Latar tempat juga lagi-lagi jadi soal. Kelemahan yang ditunjukkan pula dalam KKN di Desa Penari, Qodrat, dan Hidayah. Film-film dengan cerita berlatarkan desa, tetapi kita tak dapat merasakan suasana desanya. Bukan hanya tentang memunculkan banyak penduduk maupun rumah-rumah lawas, kayu rapuh, atau dinding reyot. Namun, posisi tiap-tiap titik krusial dalam tata letak keseluruhan cerita. Di mana lokasi makam dari masjid, letak rumah Pak Lurah dari sekolah, maupun jarak antara sungai dan batu bertuah. Termasuk posisi rumah Bu Ningsih (Taskya) dengan sekolah. Apakah sedekat itu, sehingga masuk akal untuk meninggalkan seorang murid sendirian di sekolah?

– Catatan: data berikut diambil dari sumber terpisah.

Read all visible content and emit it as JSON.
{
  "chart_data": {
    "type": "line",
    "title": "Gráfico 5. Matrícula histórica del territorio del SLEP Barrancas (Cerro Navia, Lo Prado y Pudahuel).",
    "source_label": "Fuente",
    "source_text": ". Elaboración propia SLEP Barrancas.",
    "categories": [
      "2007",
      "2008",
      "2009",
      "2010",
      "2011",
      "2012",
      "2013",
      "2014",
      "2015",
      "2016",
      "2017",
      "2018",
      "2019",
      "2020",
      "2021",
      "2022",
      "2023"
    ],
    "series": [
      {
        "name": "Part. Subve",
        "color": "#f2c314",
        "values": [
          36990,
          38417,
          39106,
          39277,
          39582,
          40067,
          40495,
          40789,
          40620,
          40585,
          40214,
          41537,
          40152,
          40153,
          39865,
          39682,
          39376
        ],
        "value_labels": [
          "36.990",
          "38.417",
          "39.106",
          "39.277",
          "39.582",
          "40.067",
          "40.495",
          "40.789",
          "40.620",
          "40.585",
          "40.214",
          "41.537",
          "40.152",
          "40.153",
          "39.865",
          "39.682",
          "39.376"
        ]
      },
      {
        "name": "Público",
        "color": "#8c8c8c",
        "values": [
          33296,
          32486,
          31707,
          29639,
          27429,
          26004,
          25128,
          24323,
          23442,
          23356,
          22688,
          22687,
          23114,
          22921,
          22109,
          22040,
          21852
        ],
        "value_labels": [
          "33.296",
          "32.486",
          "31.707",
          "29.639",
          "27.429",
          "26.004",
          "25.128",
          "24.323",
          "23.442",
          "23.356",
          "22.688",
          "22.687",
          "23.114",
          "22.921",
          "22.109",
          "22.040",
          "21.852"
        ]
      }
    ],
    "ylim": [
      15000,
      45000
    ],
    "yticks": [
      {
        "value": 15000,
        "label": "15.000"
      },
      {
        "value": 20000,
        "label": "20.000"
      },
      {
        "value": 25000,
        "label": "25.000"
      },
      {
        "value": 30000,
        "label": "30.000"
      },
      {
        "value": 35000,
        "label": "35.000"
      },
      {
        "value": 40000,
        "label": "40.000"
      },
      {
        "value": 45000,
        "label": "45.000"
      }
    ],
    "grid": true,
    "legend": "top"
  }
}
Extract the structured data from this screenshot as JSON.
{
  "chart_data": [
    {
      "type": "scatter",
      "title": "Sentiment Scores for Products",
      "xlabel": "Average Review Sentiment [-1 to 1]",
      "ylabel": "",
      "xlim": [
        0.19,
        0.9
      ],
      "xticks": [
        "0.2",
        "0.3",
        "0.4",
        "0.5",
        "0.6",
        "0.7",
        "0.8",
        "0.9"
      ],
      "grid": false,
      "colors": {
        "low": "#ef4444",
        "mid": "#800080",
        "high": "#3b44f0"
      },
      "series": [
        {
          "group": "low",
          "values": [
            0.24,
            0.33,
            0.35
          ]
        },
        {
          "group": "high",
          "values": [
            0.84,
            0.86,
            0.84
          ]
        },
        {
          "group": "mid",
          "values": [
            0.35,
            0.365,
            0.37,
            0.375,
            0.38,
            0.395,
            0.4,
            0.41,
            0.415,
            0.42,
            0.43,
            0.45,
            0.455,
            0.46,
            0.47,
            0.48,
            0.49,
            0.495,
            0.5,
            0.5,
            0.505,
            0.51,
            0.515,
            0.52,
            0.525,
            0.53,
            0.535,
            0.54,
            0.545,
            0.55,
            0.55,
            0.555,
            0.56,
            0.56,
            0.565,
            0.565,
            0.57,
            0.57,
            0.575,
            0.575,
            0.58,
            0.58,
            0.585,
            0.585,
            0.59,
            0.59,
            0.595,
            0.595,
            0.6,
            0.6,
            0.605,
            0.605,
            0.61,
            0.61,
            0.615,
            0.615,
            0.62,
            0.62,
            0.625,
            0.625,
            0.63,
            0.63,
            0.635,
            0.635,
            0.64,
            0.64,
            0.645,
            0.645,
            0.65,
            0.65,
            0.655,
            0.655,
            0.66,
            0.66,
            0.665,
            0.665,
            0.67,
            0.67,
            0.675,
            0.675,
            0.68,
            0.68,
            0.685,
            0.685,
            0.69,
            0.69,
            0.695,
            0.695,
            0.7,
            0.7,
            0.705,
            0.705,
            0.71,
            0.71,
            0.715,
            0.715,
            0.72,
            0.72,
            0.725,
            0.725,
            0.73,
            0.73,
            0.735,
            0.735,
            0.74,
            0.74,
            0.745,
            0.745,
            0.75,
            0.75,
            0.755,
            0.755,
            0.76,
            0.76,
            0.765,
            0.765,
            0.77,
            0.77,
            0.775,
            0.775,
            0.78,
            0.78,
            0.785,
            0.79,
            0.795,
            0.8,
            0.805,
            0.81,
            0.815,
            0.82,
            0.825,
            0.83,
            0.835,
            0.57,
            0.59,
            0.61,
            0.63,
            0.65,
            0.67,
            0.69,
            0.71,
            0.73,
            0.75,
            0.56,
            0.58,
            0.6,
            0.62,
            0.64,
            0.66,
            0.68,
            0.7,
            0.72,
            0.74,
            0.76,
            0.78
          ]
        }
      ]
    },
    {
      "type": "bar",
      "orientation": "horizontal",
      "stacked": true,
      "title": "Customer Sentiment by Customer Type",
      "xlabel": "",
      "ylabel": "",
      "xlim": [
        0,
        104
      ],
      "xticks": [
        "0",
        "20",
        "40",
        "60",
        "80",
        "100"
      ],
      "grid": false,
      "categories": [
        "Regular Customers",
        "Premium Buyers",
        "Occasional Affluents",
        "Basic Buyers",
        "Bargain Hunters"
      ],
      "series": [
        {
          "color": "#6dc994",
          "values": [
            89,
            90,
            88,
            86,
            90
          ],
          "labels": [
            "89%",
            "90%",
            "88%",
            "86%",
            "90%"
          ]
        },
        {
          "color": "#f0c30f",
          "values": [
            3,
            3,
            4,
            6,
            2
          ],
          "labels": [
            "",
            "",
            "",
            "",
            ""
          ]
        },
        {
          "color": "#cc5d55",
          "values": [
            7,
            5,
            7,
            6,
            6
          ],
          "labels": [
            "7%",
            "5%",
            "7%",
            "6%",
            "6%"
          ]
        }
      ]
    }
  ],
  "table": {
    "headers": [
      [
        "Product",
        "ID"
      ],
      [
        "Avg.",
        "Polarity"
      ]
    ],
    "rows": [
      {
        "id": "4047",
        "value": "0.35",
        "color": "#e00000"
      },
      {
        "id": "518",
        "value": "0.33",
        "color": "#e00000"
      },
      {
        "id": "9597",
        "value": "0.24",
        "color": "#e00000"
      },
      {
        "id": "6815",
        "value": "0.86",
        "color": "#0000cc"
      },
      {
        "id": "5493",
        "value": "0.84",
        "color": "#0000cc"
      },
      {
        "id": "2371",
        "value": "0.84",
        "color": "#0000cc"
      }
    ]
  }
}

Bila mengamati rekam jejak sang sineas, tampaknya dia punya kecenderungan berkarya di seputaran horor, laga, atau thriller. Meski kebanyakan didominasi series, tiga dari empat arahannya saja di sekitar tiga genre itu. Sebut saja Tunnel, Hitam, dan Pertaruhan: the Series.
Dari dua judul terakhir pun kita bisa melihat ketepatan pemilihan para pemainnya. Olah peran mereka juga tidak mengecewakan. Walau Waktu Maghrib banyak diisi oleh pemain yang belum familier, tetapi kita sudah bisa menerima kehadiran mereka dengan baik. Boleh jadi berkat campuran bahasanya dengan Jawa, maka terasa lebih natural. Tata pun menulis skenarionya beramai-ramai dengan tiga orang lain untuk memastikan jalinan ceritanya bisa rapi dan terstruktur.
Waktu Maghrib adalah sajian horor lokal yang masih mendingan ketimbang banyak film horor lain beberapa bulan terakhir. Walau tetap punya kekurangan dalam menggambarkan situasi desanya. Meskipun Waktu Maghrib cukup mengobati kerinduan akan film horor lokal yang tidak sekadar menampilkan gemerlap adegan bertensi tinggi. Tidak cuma mempertontonkan duel si baik dan si jahat, tetapi membiarkan penonton terus-menerus merasakan dan menikmati kengerian Desa Jatijajar setiap kali memasuki waktu maghrib. Penonton tahu pasti akan terjadi sesuatu kala petang menjelang hingga memasuki malam, tetapi di mana dan siapa target eksekusinya tidak ada yang tahu.